The Uniform Simultaneous Death Act is a uniform act
enacted in some U.S. states to alleviate the problem of simultaneous death in determining inheritance. The Act specifies
that, if two or more people die within 120 hours of one another, each is considered to have predeceased the others. When a
will or other document provides for this situation explicitly, the Act does not apply.
The Act was promulgated in 1940 and last amended in 1993.
As of 2007, 18 states and the District of Columbia have
explicitly adopted the Act in its current version. A number of other states have indirectly adopted the Act as part of the
Uniform Probate Code.
Inheritance
The Act primarily helps to determine the heirs of a person who has died intestate. For
example, Alice and Bob are a married, retired couple with no children or grandchildren. They die in a plane crash, and it cannot
be determined which person died first. Neither had executed a will, so both Alice's and Bob's families claim the couple's
inheritance. The court uses the Uniform Simultaneous Death Act to resolve the dispute. In accordance with the Act, Alice is
considered to have predeceased Bob, but Bob is also considered to have predeceased Alice. The inheritance is divided equally
among their closest living relatives, according to degree of kinship.
The 120-hour period is intended[citation needed] to simplify estate administration by
preventing an inheritance from being transferred more times than necessary. For example, assume that the Act does not exist.

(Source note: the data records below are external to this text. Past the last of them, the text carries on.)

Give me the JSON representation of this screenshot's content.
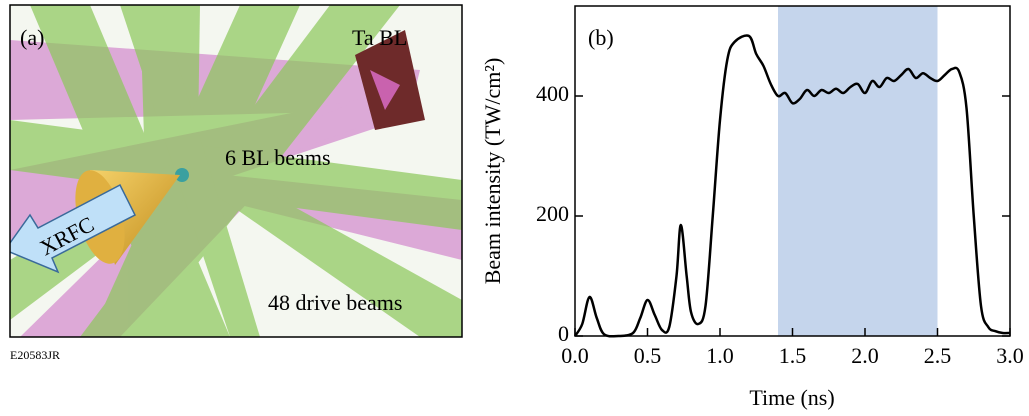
{
  "panel_a": {
    "label": "(a)",
    "target": "Ta BL",
    "bl_beams": "6 BL beams",
    "drive_beams": "48 drive beams",
    "detector": "XRFC"
  },
  "figure_id": "E20583JR",
  "chart_data": {
    "type": "line",
    "panel_label": "(b)",
    "x_label": "Time (ns)",
    "y_label": "Beam intensity (TW/cm²)",
    "xlim": [
      0,
      3.0
    ],
    "ylim": [
      0,
      550
    ],
    "xticks": [
      {
        "value": 0,
        "label": "0.0"
      },
      0.5,
      {
        "value": 1,
        "label": "1.0"
      },
      1.5,
      {
        "value": 2,
        "label": "2.0"
      },
      2.5,
      {
        "value": 3,
        "label": "3.0"
      }
    ],
    "yticks": [
      0,
      200,
      400
    ],
    "highlight": [
      1.4,
      2.5
    ],
    "highlight_color": "#c5d5ec",
    "series": [
      {
        "color": "#000000",
        "x": [
          0.0,
          0.05,
          0.1,
          0.15,
          0.2,
          0.3,
          0.4,
          0.45,
          0.5,
          0.55,
          0.6,
          0.65,
          0.7,
          0.73,
          0.77,
          0.8,
          0.85,
          0.9,
          0.95,
          1.0,
          1.05,
          1.1,
          1.2,
          1.25,
          1.3,
          1.35,
          1.4,
          1.45,
          1.5,
          1.55,
          1.6,
          1.65,
          1.7,
          1.75,
          1.8,
          1.85,
          1.9,
          1.95,
          2.0,
          2.05,
          2.1,
          2.15,
          2.2,
          2.25,
          2.3,
          2.35,
          2.4,
          2.45,
          2.5,
          2.55,
          2.6,
          2.65,
          2.7,
          2.75,
          2.8,
          2.85,
          2.9,
          2.95,
          3.0
        ],
        "values": [
          0,
          20,
          65,
          30,
          3,
          0,
          5,
          30,
          60,
          35,
          10,
          15,
          100,
          185,
          100,
          40,
          20,
          50,
          200,
          360,
          460,
          490,
          500,
          470,
          450,
          420,
          400,
          405,
          388,
          395,
          410,
          400,
          410,
          405,
          412,
          405,
          415,
          420,
          405,
          425,
          415,
          430,
          425,
          435,
          445,
          430,
          438,
          430,
          425,
          435,
          445,
          440,
          380,
          200,
          50,
          15,
          8,
          5,
          5
        ]
      }
    ]
  }
}
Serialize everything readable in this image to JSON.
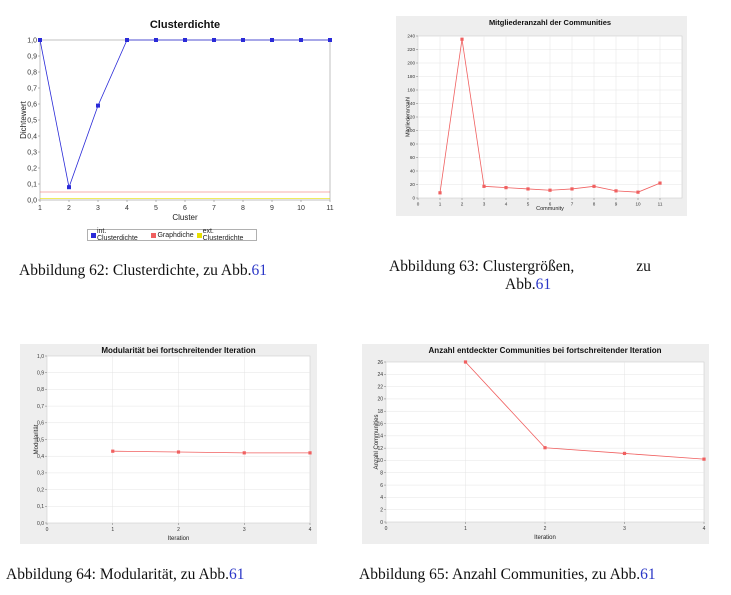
{
  "figures": [
    {
      "caption_prefix": "Abbildung 62: Clusterdichte, zu Abb.",
      "caption_ref": "61"
    },
    {
      "caption_prefix": "Abbildung 63: Clustergrößen,",
      "caption_suffix": "zu",
      "caption_line2": "Abb.",
      "caption_ref": "61"
    },
    {
      "caption_prefix": "Abbildung 64: Modularität, zu Abb.",
      "caption_ref": "61"
    },
    {
      "caption_prefix": "Abbildung 65: Anzahl Communities, zu Abb.",
      "caption_ref": "61"
    }
  ],
  "colors": {
    "blue_series": "#2a2ad8",
    "red_series": "#f06060",
    "yellow_series": "#e8e000",
    "panel_bg": "#eeeeee",
    "grid": "#e4e4e4"
  },
  "chart_data": [
    {
      "type": "line",
      "title": "Clusterdichte",
      "xlabel": "Cluster",
      "ylabel": "Dichtewert",
      "x": [
        1,
        2,
        3,
        4,
        5,
        6,
        7,
        8,
        9,
        10,
        11
      ],
      "xlim": [
        1,
        11
      ],
      "ylim": [
        0,
        1.0
      ],
      "yticks": [
        "0,0",
        "0,1",
        "0,2",
        "0,3",
        "0,4",
        "0,5",
        "0,6",
        "0,7",
        "0,8",
        "0,9",
        "1,0"
      ],
      "series": [
        {
          "name": "int. Clusterdichte",
          "color": "#2a2ad8",
          "values": [
            1.0,
            0.08,
            0.59,
            1.0,
            1.0,
            1.0,
            1.0,
            1.0,
            1.0,
            1.0,
            1.0
          ]
        },
        {
          "name": "Graphdiche",
          "color": "#f06060",
          "values": [
            0.05,
            0.05,
            0.05,
            0.05,
            0.05,
            0.05,
            0.05,
            0.05,
            0.05,
            0.05,
            0.05
          ]
        },
        {
          "name": "ext. Clusterdichte",
          "color": "#e8e000",
          "values": [
            0.01,
            0.01,
            0.01,
            0.01,
            0.01,
            0.01,
            0.01,
            0.01,
            0.01,
            0.01,
            0.01
          ]
        }
      ],
      "legend": "bottom"
    },
    {
      "type": "line",
      "title": "Mitgliederanzahl der Communities",
      "xlabel": "Community",
      "ylabel": "Mitgliederanzahl",
      "x": [
        1,
        2,
        3,
        4,
        5,
        6,
        7,
        8,
        9,
        10,
        11
      ],
      "xlim": [
        0,
        12
      ],
      "ylim": [
        0,
        250
      ],
      "xticks": [
        "0",
        "1",
        "2",
        "3",
        "4",
        "5",
        "6",
        "7",
        "8",
        "9",
        "10",
        "11"
      ],
      "yticks": [
        "0",
        "20",
        "40",
        "60",
        "80",
        "100",
        "120",
        "140",
        "160",
        "180",
        "200",
        "220",
        "240"
      ],
      "series": [
        {
          "values": [
            8,
            245,
            18,
            16,
            14,
            12,
            14,
            18,
            11,
            9,
            23
          ]
        }
      ]
    },
    {
      "type": "line",
      "title": "Modularität bei fortschreitender Iteration",
      "xlabel": "Iteration",
      "ylabel": "Modularität",
      "x": [
        1,
        2,
        3,
        4
      ],
      "xlim": [
        0,
        4
      ],
      "ylim": [
        0,
        1.0
      ],
      "xticks": [
        "0",
        "1",
        "2",
        "3",
        "4"
      ],
      "yticks": [
        "0,0",
        "0,1",
        "0,2",
        "0,3",
        "0,4",
        "0,5",
        "0,6",
        "0,7",
        "0,8",
        "0,9",
        "1,0"
      ],
      "series": [
        {
          "values": [
            0.43,
            0.425,
            0.42,
            0.42
          ]
        }
      ]
    },
    {
      "type": "line",
      "title": "Anzahl entdeckter Communities bei fortschreitender Iteration",
      "xlabel": "Iteration",
      "ylabel": "Anzahl Communities",
      "x": [
        1,
        2,
        3,
        4
      ],
      "xlim": [
        0,
        4
      ],
      "ylim": [
        0,
        28
      ],
      "xticks": [
        "0",
        "1",
        "2",
        "3",
        "4"
      ],
      "yticks": [
        "0",
        "2",
        "4",
        "6",
        "8",
        "10",
        "12",
        "14",
        "16",
        "18",
        "20",
        "22",
        "24",
        "26"
      ],
      "series": [
        {
          "values": [
            28,
            13,
            12,
            11
          ]
        }
      ]
    }
  ]
}
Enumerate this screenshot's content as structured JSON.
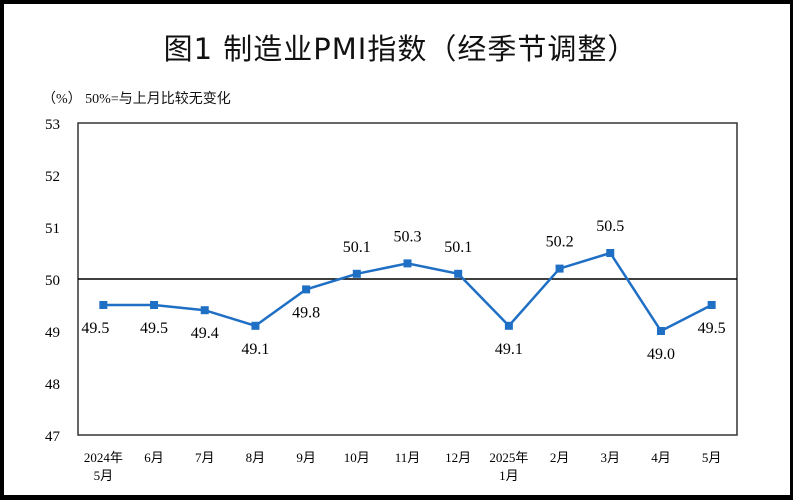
{
  "chart_data": {
    "type": "line",
    "title": "图1  制造业PMI指数（经季节调整）",
    "subtitle": "（%） 50%=与上月比较无变化",
    "categories": [
      [
        "2024年",
        "5月"
      ],
      [
        "6月"
      ],
      [
        "7月"
      ],
      [
        "8月"
      ],
      [
        "9月"
      ],
      [
        "10月"
      ],
      [
        "11月"
      ],
      [
        "12月"
      ],
      [
        "2025年",
        "1月"
      ],
      [
        "2月"
      ],
      [
        "3月"
      ],
      [
        "4月"
      ],
      [
        "5月"
      ]
    ],
    "series": [
      {
        "values": [
          49.5,
          49.5,
          49.4,
          49.1,
          49.8,
          50.1,
          50.3,
          50.1,
          49.1,
          50.2,
          50.5,
          49.0,
          49.5
        ]
      }
    ],
    "data_labels": [
      "49.5",
      "49.5",
      "49.4",
      "49.1",
      "49.8",
      "50.1",
      "50.3",
      "50.1",
      "49.1",
      "50.2",
      "50.5",
      "49.0",
      "49.5"
    ],
    "ylim": [
      47,
      53
    ],
    "yticks": [
      47,
      48,
      49,
      50,
      51,
      52,
      53
    ],
    "reference_line": 50,
    "grid": false,
    "line_color": "#1f6fc5",
    "reference_color": "#000000"
  }
}
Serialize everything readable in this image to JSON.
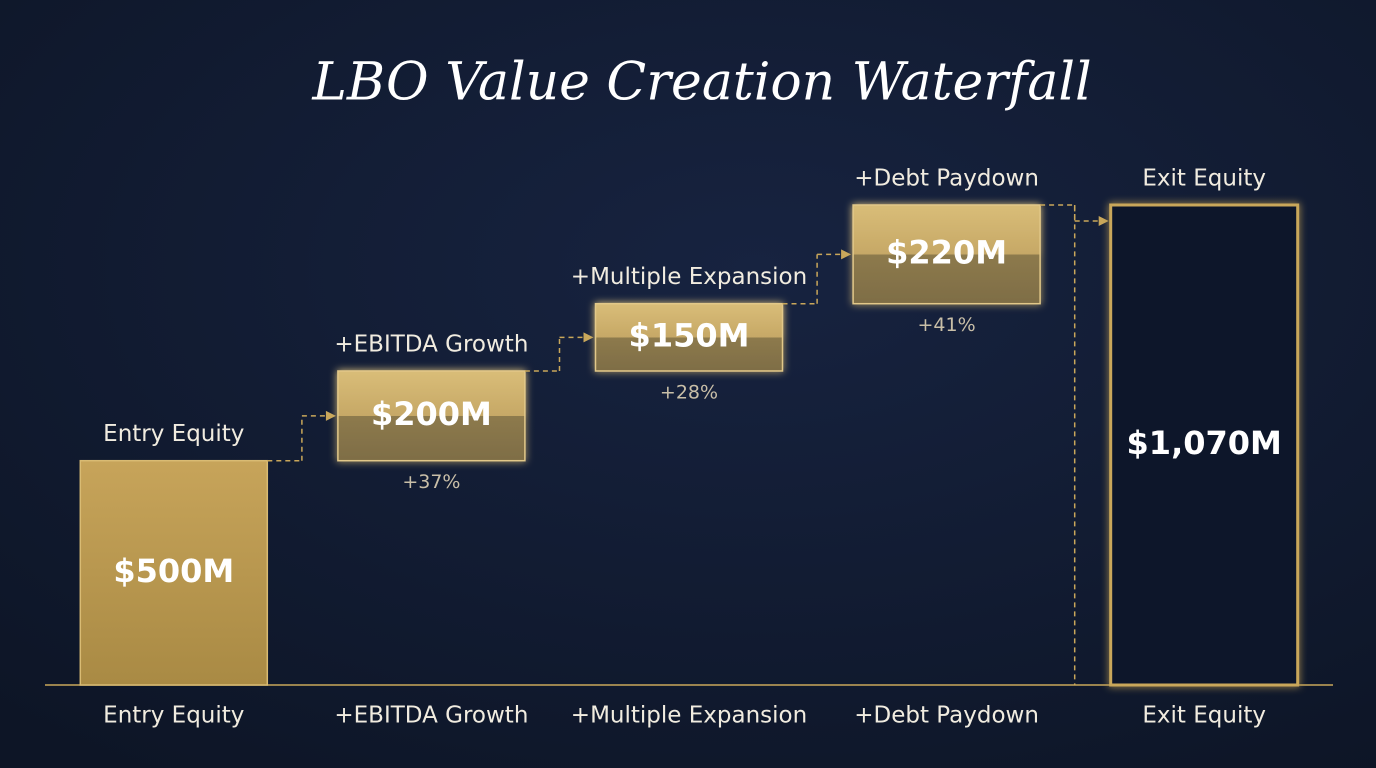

Alice dies immediately, but Bob dies in hospital the next day. Because Bob outlives Alice, he would inherit her estate, and Bob's
heirs would inherit the combined estate the next day. This would increase the legal costs involved, and cause Alice's estate to
be taxed twice: once alone, and once as part of Bob's. Under the Act, neither inherits
the other's estate, and their heirs inherit both estates once.
Insurance
The Act may also help to resolve a life insurance case where the insured and
beneficiary die in a common disaster. Different rules apply for insurance. For example, Carol has
a life insurance policy through her employer. Her husband Dave is its beneficiary. They are
both killed in a car crash, dying at or near the same time. If Carol has named a secondary beneficiary in her policy, that person
will receive the life insurance benefit. If Carol has not named a secondary beneficiary, then it is assumed that she outlived
Dave, and the benefit is inherited through Carol's estate.